While the government’s job retention scheme paid 80% of the wages of employees who would otherwise have been laid off, freelancers were one of the groups that fell through the gap. For example, to claim a government grant you had to have submitted a tax return for the 2018/19 financial year. This meant no support for those who had recently become self-employed – it’s no surprise that many sought an income from an in-house role instead.

While a rise in freelancing could offer a great alternative means of income for some and meet the demand of companies who can’t afford to hire people in-house right now, the extent to which this happens will also depend on government policy and support for freelancers going forward.

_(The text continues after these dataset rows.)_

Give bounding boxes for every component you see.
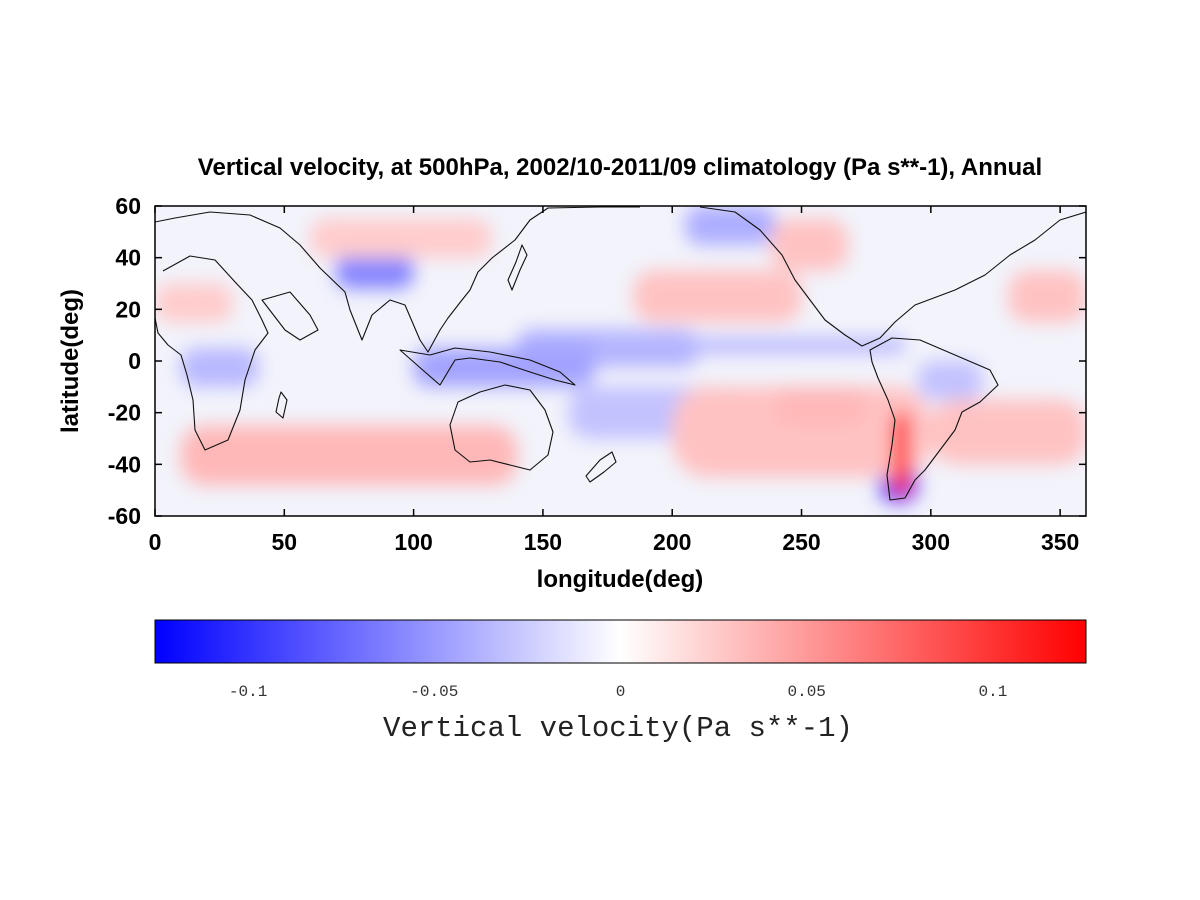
field-layer	[155, 206, 1086, 504]
colorbar	[154, 619, 1087, 664]
x-tick-label: 250	[782, 529, 820, 555]
colorbar-tick-label: -0.05	[410, 683, 458, 701]
coastlines	[155, 206, 1086, 501]
field-cell-17	[770, 218, 849, 271]
field-cell-16	[310, 218, 492, 258]
field-cell-14	[930, 399, 1086, 465]
field-cell-9	[633, 270, 802, 323]
coastline-north-america	[699, 206, 1086, 347]
field-cell-5	[917, 361, 983, 400]
y-tick-label: 20	[115, 296, 141, 322]
x-tick-label: 150	[524, 529, 562, 555]
coastline-australia	[449, 384, 554, 471]
coastline-new-zealand	[585, 451, 617, 483]
x-tick-label: 200	[653, 529, 691, 555]
colorbar-ticks: -0.1 -0.05 0 0.05 0.1	[229, 683, 1007, 701]
y-axis: 60 40 20 0 -20 -40 -60	[108, 193, 1086, 529]
y-tick-label: 0	[128, 348, 141, 374]
field-cell-4	[180, 348, 259, 387]
colorbar-tick-label: 0	[616, 683, 626, 701]
field-cell-12	[180, 425, 518, 485]
coastline-indonesia	[399, 347, 576, 386]
x-tick-label: 0	[149, 529, 162, 555]
y-tick-label: -20	[108, 400, 141, 426]
coastline-south-america	[869, 337, 999, 501]
coastline-eurasia	[155, 206, 640, 353]
x-tick-label: 300	[912, 529, 950, 555]
y-tick-label: -40	[108, 451, 141, 477]
x-tick-label: 50	[272, 529, 298, 555]
x-axis-label: longitude(deg)	[537, 566, 704, 593]
coastline-madagascar	[275, 391, 288, 419]
colorbar-label: Vertical velocity(Pa s**-1)	[383, 712, 853, 745]
colorbar-tick-label: 0.1	[978, 683, 1007, 701]
y-tick-label: -60	[108, 503, 141, 529]
field-cell-1	[413, 348, 595, 387]
field-cell-13	[672, 386, 931, 478]
field-cell-7	[685, 206, 776, 245]
field-cell-15	[775, 386, 867, 426]
x-axis: 0 50 100 150 200 250 300 350	[149, 206, 1079, 555]
y-axis-label: latitude(deg)	[57, 289, 84, 433]
field-cell-18	[892, 412, 911, 496]
x-tick-label: 100	[394, 529, 432, 555]
y-tick-label: 60	[115, 193, 141, 219]
coastline-africa	[155, 255, 269, 451]
x-tick-label: 350	[1041, 529, 1079, 555]
field-cell-11	[155, 283, 233, 323]
colorbar-tick-label: 0.05	[787, 683, 825, 701]
field-cell-2	[594, 337, 905, 354]
colorbar-tick-label: -0.1	[229, 683, 267, 701]
y-tick-label: 40	[115, 245, 141, 271]
chart-title: Vertical velocity, at 500hPa, 2002/10-20…	[198, 154, 1042, 181]
coastline-arabia	[261, 291, 319, 341]
field-cell-6	[336, 252, 414, 289]
field-cell-10	[1008, 270, 1086, 323]
coastline-japan	[507, 244, 528, 291]
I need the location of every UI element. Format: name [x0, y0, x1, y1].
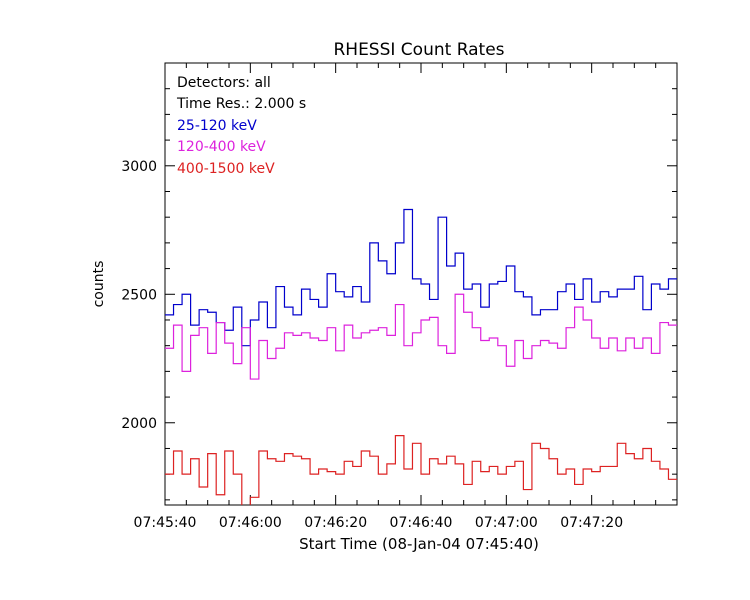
x-tick-label-1: 07:46:00: [219, 515, 282, 531]
x-tick-marks: [164, 63, 593, 505]
y-tick-label-2: 3000: [121, 159, 157, 175]
chart-title: RHESSI Count Rates: [333, 40, 504, 60]
x-tick-labels: 07:45:40 07:46:00 07:46:20 07:46:40 07:47:00…: [134, 515, 624, 531]
x-tick-label-3: 07:46:40: [390, 515, 453, 531]
legend-400-1500-kev: 400-1500 keV: [177, 161, 275, 177]
y-tick-marks: [165, 165, 677, 424]
y-tick-labels: 2000 2500 3000: [121, 159, 157, 432]
annotation-time-resolution: Time Res.: 2.000 s: [176, 96, 306, 112]
x-tick-label-0: 07:45:40: [134, 515, 197, 531]
legend: Detectors: all Time Res.: 2.000 s 25-120…: [176, 75, 306, 177]
series-group: [165, 208, 677, 505]
y-tick-label-0: 2000: [121, 416, 157, 432]
y-tick-label-1: 2500: [121, 287, 157, 303]
minor-ticks: [165, 62, 677, 505]
x-tick-label-4: 07:47:00: [475, 515, 538, 531]
series-line-1: [165, 293, 677, 380]
y-axis-label: counts: [91, 261, 107, 308]
legend-120-400-kev: 120-400 keV: [177, 139, 266, 155]
x-tick-label-2: 07:46:20: [304, 515, 367, 531]
x-axis-label: Start Time (08-Jan-04 07:45:40): [299, 535, 539, 553]
annotation-detectors: Detectors: all: [177, 75, 271, 91]
x-tick-label-5: 07:47:20: [560, 515, 623, 531]
legend-25-120-kev: 25-120 keV: [177, 118, 257, 134]
series-line-2: [165, 435, 677, 505]
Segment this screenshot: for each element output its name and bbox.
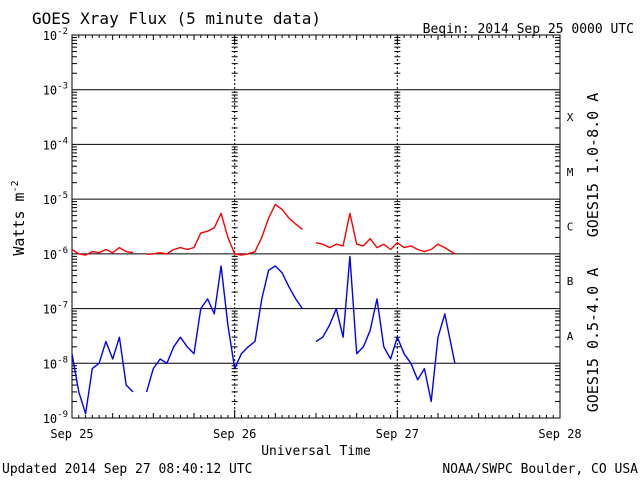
y-tick-label: 10-7 bbox=[43, 301, 68, 317]
chart-title: GOES Xray Flux (5 minute data) bbox=[32, 9, 321, 28]
flare-class-label: B bbox=[567, 275, 574, 288]
x-tick-label: Sep 25 bbox=[50, 427, 93, 441]
y-tick-label: 10-4 bbox=[43, 136, 68, 152]
flare-class-labels: A B C M X bbox=[567, 111, 574, 343]
y-axis-title-exponent: -2 bbox=[10, 180, 21, 192]
flare-class-label: M bbox=[567, 166, 574, 179]
y-axis-title: Watts m-2 bbox=[10, 180, 28, 255]
begin-label: Begin: 2014 Sep 25 0000 UTC bbox=[423, 22, 634, 37]
credit-label: NOAA/SWPC Boulder, CO USA bbox=[442, 462, 638, 477]
x-tick-label: Sep 27 bbox=[376, 427, 419, 441]
long-channel-line bbox=[146, 203, 303, 256]
x-axis-title: Universal Time bbox=[261, 444, 371, 459]
data-series bbox=[71, 203, 456, 415]
x-tick-label: Sep 28 bbox=[538, 427, 581, 441]
short-channel-line bbox=[145, 265, 303, 393]
x-tick-labels: Sep 25 Sep 26 Sep 27 Sep 28 bbox=[50, 427, 581, 441]
y-tick-label: 10-3 bbox=[43, 82, 68, 98]
y-tick-label: 10-6 bbox=[43, 246, 68, 262]
short-channel-line bbox=[71, 336, 134, 415]
long-channel-label: GOES15 1.0-8.0 A bbox=[584, 93, 602, 238]
plot-frame bbox=[71, 34, 561, 419]
grid-lines bbox=[72, 35, 560, 418]
updated-label: Updated 2014 Sep 27 08:40:12 UTC bbox=[2, 462, 252, 477]
flare-class-label: A bbox=[567, 330, 574, 343]
y-tick-label: 10-8 bbox=[43, 355, 68, 371]
tick-marks bbox=[71, 35, 561, 418]
flare-class-label: X bbox=[567, 111, 574, 124]
y-tick-label: 10-5 bbox=[43, 191, 68, 207]
flare-class-label: C bbox=[567, 221, 574, 234]
y-tick-label: 10-2 bbox=[43, 27, 68, 43]
x-tick-label: Sep 26 bbox=[213, 427, 256, 441]
long-channel-line bbox=[71, 246, 134, 256]
short-channel-line bbox=[315, 255, 456, 403]
y-axis-title-main: Watts m bbox=[10, 192, 28, 255]
y-tick-labels: 10-9 10-8 10-7 10-6 10-5 10-4 10-3 10-2 bbox=[43, 27, 68, 426]
y-tick-label: 10-9 bbox=[43, 410, 68, 426]
short-channel-label: GOES15 0.5-4.0 A bbox=[584, 268, 602, 413]
long-channel-line bbox=[315, 212, 456, 255]
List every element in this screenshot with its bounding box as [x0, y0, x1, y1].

Employees can and *should* enjoy more flexibility too

Of course, not everyone has the opportunity or the desire to go it alone and work for themselves. However, as we all know, COVID has prompted a huge and sudden shift in the way we all work: namely, the majority of office workers have had to work from home this year.

Many have found this quite a seamless switch in terms of the ability to carry out the work. As I mentioned earlier: the technology has already been around for a while.

In a 2019 workplace survey, over 50% of people cited “challenging a long-standing non-flexible working culture at a company” as being the largest barrier to a switch to remote and flexible working. As well as old habits dying hard, a general mistrust of employees carrying out work unmonitored is probably a big contributor to this.

But now that companies have been legally-obliged to let people work from home where possible, as long as the work’s still getting done, they don’t really have a leg to stand on when it comes to refusing to let people WFH.

Personally, I think it makes good business sense too. A study by Oxford University found that happy workers are 13% more productive, and a lot of people will be happier if they can forgo a gruelling commute, pop out and pick their kids up from school and be able to sit and have their lunch in the garden.

Of course, many people miss the social aspect of the office, and sometimes face-to-face meetings are required, but that’s the beauty of flexible working: it’s flexible. If employees can choose when and where they work, surely they are likely to be happier, and therefore more productive?

The new status quo?

The pandemic is ongoing and everything is still in a state of flux. But we’ve already seen some major changes taking place in the world of work, and it will certainly be interesting to see what the “new normal” (sorry) is when the dust settles.

I for one hope that we see people having more autonomy and the ability to create fulfilling lifestyles that work for them.